MEPs will next week vote on a “ban on all forms of pornography” including censorship of the internet in a bid to “eliminate gender stereotypes” that demean women.
By Bruno Waterfield, Brussels
10:09AM GMT 08 Mar 2013
Controversy has erupted over next Tuesday’s European Parliament resolution “on eliminating gender stereotypes in the EU”, meant to mark international women’s day, after libertarian Swedish MEPs from the Pirate Party spotted the call for a ban in the small print.
While not legally binding, the vote could be the first step towards European legislation as the EU’s assembly increasingly flexes its political muscle within Europe’s institutions.
The proposal “calls on the EU and its member states to take concrete action on discrimination against women in advertising… [with] a ban on all forms of pornography in the media”.
Kartika Liotard, a Dutch left-wing feminist MEP, is seeking “statutory measures to prevent any form of pornography in the media and in advertising and for a ban on advertising for pornographic products and sex tourism”, including measures in the “digital field”.
The MEPs are also demanding the establishment of state sex censors with “a mandate to impose effective sanctions on companies and individuals promoting the sexualisation of girls”.
Rick Falkvinge, the founder of the Swedish Pirate Party which campaigns for internet freedom and has MEPs, warned that there is “a clear majority in favour of this report, much because of its title and a belief that there’s nothing odd about it”.
“This horrendous attack on our fundamental freedoms of speech and expression needs action now,” he wrote on his blog.
“This isn’t the final vote in the legislative process; rather, it’s the first vote in the legislative sausage machine (‘what goes in, must come out’).
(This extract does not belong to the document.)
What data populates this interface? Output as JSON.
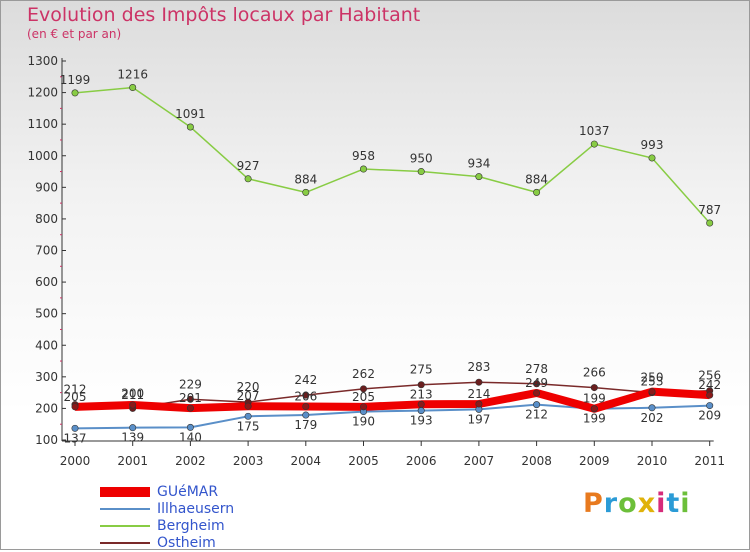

Still, it is important to send a very clear message that this is unacceptable at first opportunity, or it will become a legislative proposal which is much harder to fight.”
The parliament has added insult to injury for the civil liberties campaigners by blocking a flood of protest emails that was sent to MEPs as news of the ban vote emerged.
“This is an absolute disgrace, in my opinion. A parliament that views input from citizens on a current issue as spam, has very little democratic legitimacy in my opinion,” said Christian Engstrom, a Pirate Party MEP.
A parliament offcial denied that protest emails had been deliberately blocked.
“In addition to its normal spam filters, the European Parliament has an alert system in case of an excessive influx of emails affecting the proper functioning of the email-system,” he said.
“This system was triggered because of an enormous influx of mails. The measures are automatic and technical and independent of any content or sender.”
A recent EU report urged tight press regulation and demanded that Brussels officials are given control of national media supervisors with new powers to enforce fines or the sacking of journalists.
The “high-level” recommendations, welcomed by the European Commission, backed the creation of EU supervised media regulators with “real enforcement powers, such as the imposition of fines, orders for printed or broadcast apologies, or removal of journalistic status.”
Iceland is currently debating radical proposals that would make it the first Western democracy to attempt censorship of the internet by blocking online pornography.
The Icelandic government is considering introducing internet filters, such as those used to block China off form the worldwide web, in order to stop people downloading or viewing pornography on the internet.
The unprecedented censorship is justified by fears about damaging effects of the internet on children and women.